Let A \subseteq R be a Lebesgue-Measurable set. Prove that if the Lebesgue measure of A is less than infinity , then the function f(x) = \lambda(A \cap (-\infty,x)) is continous.

Homework Equations

The Attempt at a Solution

I'm really confused about the definition of \lambda (A) where \lambda is the Lebesgue-measure...I've tried taking an \epsilon >0 and choosing some \delta >0 for which if |x-x_0 | < \delta then |f(x)-f(x_0)| <\epsilon but I don't think this is the point...

I'll be delighted to get some guidance

Thanks !

 

[ystael]

Intuitively, f(x) is the measure of the portion of A "left of x". So if x < x', can you interpret f(x') - f(x) in terms of measures?

 

[WannaBe22]

Intuitively, f(x')- f(x) is measure of the portion of A between x and x' ... Intuitively , this whole thing seems quite trivial...But when I try to get to the formal aspect of the soloution (as seen in "The attempt at a solution" part) , everything messes out... How can I make the intuition more formal ?
I really hope you'll be able to help me

Thanks !

 

[ystael]

Here are two hints:

1. Given that intuitive description of f(x') - f(x), try to come up with an upper bound for f(x') - f(x) in terms of x' - x. This is what you need to prove continuity. (What property of A would give the largest possible value for f(x') - f(x)?)

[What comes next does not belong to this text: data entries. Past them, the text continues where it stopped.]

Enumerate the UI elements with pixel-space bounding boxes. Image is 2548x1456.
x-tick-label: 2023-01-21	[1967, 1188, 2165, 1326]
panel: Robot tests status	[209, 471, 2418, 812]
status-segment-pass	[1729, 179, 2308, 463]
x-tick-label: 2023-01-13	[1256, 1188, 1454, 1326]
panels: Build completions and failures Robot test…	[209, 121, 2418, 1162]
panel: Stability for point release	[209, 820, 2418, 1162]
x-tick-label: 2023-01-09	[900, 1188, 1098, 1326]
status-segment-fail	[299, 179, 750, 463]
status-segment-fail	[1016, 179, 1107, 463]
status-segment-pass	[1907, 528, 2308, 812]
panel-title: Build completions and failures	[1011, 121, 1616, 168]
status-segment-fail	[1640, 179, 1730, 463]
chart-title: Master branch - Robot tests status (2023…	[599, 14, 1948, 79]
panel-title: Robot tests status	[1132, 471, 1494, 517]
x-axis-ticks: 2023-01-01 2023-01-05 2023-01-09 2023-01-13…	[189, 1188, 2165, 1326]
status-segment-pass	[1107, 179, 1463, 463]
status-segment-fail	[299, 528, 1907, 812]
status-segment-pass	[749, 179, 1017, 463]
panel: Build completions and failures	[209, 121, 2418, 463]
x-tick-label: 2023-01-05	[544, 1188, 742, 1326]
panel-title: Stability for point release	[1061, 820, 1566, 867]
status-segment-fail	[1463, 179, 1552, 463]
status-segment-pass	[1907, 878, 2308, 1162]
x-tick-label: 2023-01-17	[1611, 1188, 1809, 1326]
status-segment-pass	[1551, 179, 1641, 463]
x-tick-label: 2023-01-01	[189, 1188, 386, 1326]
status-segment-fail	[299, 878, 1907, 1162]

2. The fact that \lambda(A) < \infty is irrelevant to the continuity of f; you need it merely to define f.

 

[micromass]

What is f(x)-f(x₀)?

Hint: you must use that if A\subseteq B and if those two sets have finite measure, then \lambda(B\setminus A)=\lambda(B)-\lambda(A).

 

[WannaBe22]

Thanks a lot! your guidance was very helpful!